Now I'm juggling and strategizing branches like coding is an RTS game... and it feels like a super power. It's almost like unlocking an undiscovered tech tree.

jmclnx•5mo ago
>modern desktop operating systems are not really designed for strong security boundaries

I agree, I do not want AI anywhere near my Laptop. But there are Operating Systems that do not and probably never be controlled by "AI".
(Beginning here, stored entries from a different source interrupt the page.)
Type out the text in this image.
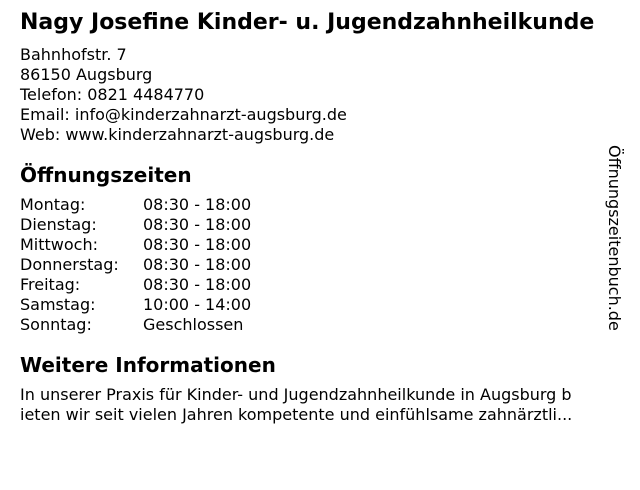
Nagy Josefine Kinder- u. Jugendzahnheilkunde
Bahnhofstr. 7
86150 Augsburg
Telefon: 0821 4484770
Email: info@kinderzahnarzt-augsburg.de
Web: www.kinderzahnarzt-augsburg.de
Öffnungszeiten
Montag:	08:30 - 18:00
Dienstag:	08:30 - 18:00
Mittwoch:	08:30 - 18:00
Donnerstag:	08:30 - 18:00
Freitag:	08:30 - 18:00
Samstag:	10:00 - 14:00
Sonntag:	Geschlossen
Weitere Informationen
In unserer Praxis für Kinder- und Jugendzahnheilkunde in Augsburg b
ieten wir seit vielen Jahren kompetente und einfühlsame zahnärztli...
Öffnungszeitenbuch.de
The quote above is curious, there are OSs with strong security. OpenBSD is touted as one, plus there is Linux and other BSDs, which can be configured to be far more secure than the operating systems the article is referring to.

perryizgr8•4mo ago
I want ai agents controlling my laptop, my desktop and my phone. I'm tired of doing everything manually. These personal devices should be brimming with intelligence, anticipating my every move, offering to complete my tasks, touching up photos and videos automatically, having a perfect memory and awareness of my online and offline life. I think the real barrier right now is cost. But i can't wait to get to that future.

Example: sometimes i start working on a thing on my laptop in the living room, realise I would rather finish it on the desktop. My laptop has a camera, the desktop has a webcam, my phone has multiple cameras. An ai agent should be monitoring all these and more sensors and my laptop screen and be able to deduce that I want to continue on the desktop. By the time I reach the desktop it should be awake, and in the same state I left off on the laptop.